Saturday, April 5, 2008

Defense: Evidence in turnpike murder case withheld


BY SUSAN SPENCER-WENDEL

Federal prosecutors are withholding a crucial 911 call that may establish that two men facing possible execution for the murders of the Escobedo family along Florida's Turnpike were 50 miles away at the time of the shooting, a defense lawyer contends.
Attorney Donnie Murrell, who represents Ricardo Sanchez Jr., outlined the call in a motion filed Thursday that asks U.S. District Court Judge Daniel T.K. Hurley to order prosecutors to turn over the recording.

''It is hard to imagine a more clear example of exculpatory evidence,'' Murrell wrote. ``According to four government fingerprint examiners, Ricardo Sanchez handed in a toll ticket at 3:02 a.m. According to the FHP [Florida Highway Patrol] 911 tape, the murder happened nine minutes later, 50 miles north.''

Another man facing the death penalty, Daniel Troya, exited the turnpike along with Sanchez, prosecutors have said. The purported 911 call also could sow doubt about the location of Troya at the time of the shooting.

Assistant U.S. Attorney Stephen Carlton, a lead prosecutor in the case, did not return phone calls seeking comment.

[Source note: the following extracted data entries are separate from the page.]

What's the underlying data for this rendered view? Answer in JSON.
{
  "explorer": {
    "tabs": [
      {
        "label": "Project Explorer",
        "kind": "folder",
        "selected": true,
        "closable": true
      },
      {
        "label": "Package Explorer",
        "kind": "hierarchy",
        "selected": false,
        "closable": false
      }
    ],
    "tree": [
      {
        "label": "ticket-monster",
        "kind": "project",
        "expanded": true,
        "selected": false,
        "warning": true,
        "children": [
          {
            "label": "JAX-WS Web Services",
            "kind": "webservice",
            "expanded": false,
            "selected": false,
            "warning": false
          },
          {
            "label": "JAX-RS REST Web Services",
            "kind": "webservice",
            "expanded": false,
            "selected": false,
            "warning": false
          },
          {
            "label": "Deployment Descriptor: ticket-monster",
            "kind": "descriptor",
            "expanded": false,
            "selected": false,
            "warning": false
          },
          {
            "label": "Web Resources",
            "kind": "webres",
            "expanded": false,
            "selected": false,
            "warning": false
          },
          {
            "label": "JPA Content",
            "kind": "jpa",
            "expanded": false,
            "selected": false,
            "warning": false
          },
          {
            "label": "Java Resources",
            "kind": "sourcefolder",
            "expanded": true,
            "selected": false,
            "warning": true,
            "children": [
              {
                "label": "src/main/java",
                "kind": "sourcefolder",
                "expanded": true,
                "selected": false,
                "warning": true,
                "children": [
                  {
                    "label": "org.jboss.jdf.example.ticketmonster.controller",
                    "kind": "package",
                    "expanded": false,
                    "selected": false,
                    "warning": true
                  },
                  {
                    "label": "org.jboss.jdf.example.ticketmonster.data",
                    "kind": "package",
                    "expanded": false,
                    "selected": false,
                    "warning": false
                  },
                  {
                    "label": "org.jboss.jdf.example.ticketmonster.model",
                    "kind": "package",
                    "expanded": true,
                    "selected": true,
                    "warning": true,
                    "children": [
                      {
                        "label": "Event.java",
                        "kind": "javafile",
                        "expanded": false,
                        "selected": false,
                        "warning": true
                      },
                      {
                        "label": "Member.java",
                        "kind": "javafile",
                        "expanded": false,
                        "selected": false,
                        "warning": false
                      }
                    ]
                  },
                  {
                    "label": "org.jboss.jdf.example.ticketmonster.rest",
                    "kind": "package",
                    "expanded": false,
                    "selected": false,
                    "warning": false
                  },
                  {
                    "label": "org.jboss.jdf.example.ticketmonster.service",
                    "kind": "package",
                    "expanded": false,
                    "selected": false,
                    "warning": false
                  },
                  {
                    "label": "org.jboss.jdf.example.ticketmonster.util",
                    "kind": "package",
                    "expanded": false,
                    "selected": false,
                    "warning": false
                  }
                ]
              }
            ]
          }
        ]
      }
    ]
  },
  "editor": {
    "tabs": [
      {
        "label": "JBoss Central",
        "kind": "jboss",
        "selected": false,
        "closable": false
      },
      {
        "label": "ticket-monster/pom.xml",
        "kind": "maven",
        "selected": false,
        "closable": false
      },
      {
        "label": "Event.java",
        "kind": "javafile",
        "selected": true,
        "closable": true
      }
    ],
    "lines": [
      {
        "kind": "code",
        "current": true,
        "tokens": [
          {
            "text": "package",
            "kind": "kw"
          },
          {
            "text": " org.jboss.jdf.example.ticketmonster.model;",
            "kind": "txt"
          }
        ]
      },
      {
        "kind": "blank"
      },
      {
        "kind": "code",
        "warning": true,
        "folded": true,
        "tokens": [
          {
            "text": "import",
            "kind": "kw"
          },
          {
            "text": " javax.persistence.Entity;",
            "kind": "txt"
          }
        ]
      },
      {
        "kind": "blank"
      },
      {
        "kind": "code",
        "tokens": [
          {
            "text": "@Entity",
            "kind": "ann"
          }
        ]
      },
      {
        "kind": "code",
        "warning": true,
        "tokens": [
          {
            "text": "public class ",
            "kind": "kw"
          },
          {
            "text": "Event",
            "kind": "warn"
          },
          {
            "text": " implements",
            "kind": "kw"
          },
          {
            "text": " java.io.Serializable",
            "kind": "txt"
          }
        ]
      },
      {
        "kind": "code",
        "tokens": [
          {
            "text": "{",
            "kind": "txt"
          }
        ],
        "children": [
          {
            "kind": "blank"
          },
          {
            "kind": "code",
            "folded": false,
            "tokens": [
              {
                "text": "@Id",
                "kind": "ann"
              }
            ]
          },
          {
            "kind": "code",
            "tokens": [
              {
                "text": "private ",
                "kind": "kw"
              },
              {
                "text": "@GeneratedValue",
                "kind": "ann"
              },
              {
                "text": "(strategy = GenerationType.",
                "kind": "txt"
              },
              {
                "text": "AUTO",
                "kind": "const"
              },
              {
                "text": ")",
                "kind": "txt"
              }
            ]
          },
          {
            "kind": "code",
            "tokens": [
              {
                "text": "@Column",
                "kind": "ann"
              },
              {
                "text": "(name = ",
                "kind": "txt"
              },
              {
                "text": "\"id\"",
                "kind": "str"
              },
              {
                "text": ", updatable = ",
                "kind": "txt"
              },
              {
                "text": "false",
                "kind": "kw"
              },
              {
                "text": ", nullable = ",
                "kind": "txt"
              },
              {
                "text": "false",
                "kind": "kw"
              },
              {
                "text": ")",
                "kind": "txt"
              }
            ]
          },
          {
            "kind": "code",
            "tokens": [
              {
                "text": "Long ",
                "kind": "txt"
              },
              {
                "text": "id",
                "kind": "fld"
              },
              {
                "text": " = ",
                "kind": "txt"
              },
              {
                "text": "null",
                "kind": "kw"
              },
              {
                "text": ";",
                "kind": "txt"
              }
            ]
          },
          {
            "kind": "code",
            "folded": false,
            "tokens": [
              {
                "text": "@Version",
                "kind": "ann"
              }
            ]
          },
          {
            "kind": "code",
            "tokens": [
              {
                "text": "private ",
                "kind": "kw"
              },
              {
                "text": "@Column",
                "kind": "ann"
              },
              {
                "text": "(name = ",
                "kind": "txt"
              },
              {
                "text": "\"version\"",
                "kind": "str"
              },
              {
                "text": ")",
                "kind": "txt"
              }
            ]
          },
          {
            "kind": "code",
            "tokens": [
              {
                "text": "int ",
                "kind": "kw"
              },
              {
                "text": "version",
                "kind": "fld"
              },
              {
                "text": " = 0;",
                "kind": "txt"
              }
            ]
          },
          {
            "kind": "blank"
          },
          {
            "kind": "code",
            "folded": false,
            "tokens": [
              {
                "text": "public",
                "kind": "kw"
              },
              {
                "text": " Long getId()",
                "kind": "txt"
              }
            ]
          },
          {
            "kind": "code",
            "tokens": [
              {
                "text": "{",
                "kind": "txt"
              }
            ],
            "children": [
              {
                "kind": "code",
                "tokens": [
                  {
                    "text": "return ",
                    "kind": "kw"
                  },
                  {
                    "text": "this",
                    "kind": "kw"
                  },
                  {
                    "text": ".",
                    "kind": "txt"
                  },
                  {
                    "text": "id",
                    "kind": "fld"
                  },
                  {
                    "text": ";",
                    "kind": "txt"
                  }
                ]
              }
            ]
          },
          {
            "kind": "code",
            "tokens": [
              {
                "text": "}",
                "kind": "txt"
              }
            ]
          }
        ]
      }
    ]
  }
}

Troya and Sanchez have been cast by prosecutors as the gunmen in the October 2006 slayings of Jose Luis Escobedo, 28; his wife, Yessica; and their 3- and 4-year-old sons, Luis Julian and Luis Damian.

INVESTIGATION

The family was found sprayed with more than 20 close-range bullets off the shoulder of the turnpike in Port St. Lucie, igniting a sweeping investigation that tracked back to one of the largest cocaine rings along the East Coast, investigators have said. Enter private investigator Pat McKenna of West Palm Beach, veteran of the successful defense teams for both O.J. Simpson and William Kennedy Smith.

McKenna discovered the 911 call and listened to it. He wrote in a court affidavit that the call recorded the actual shooting -- the voices and the shots. He has been appointed by the court to assist in Sanchez's defense.

911 RECORDING

McKenna wrote in the affidavit that a captain with the FHP, Ibrahim Egeli, played the 911 recording for him and told him that Drug Enforcement Administration agents and St. Lucie County sheriff's investigators were aware of it.

''Egeli also expressed concern at the pressure being placed by outside investigators on FHP regarding the time of the call,'' McKenna wrote. The captain, though, did not provide a copy, according to the affidavit. Neither will federal prosecutors, according to Murrell.

Murrell wrote that the 911 tape has never been mentioned despite repeated requests to prosecutors for evidence. He assumes it was never considered by the U.S. attorney general who authorized seeking the death penalty against the men.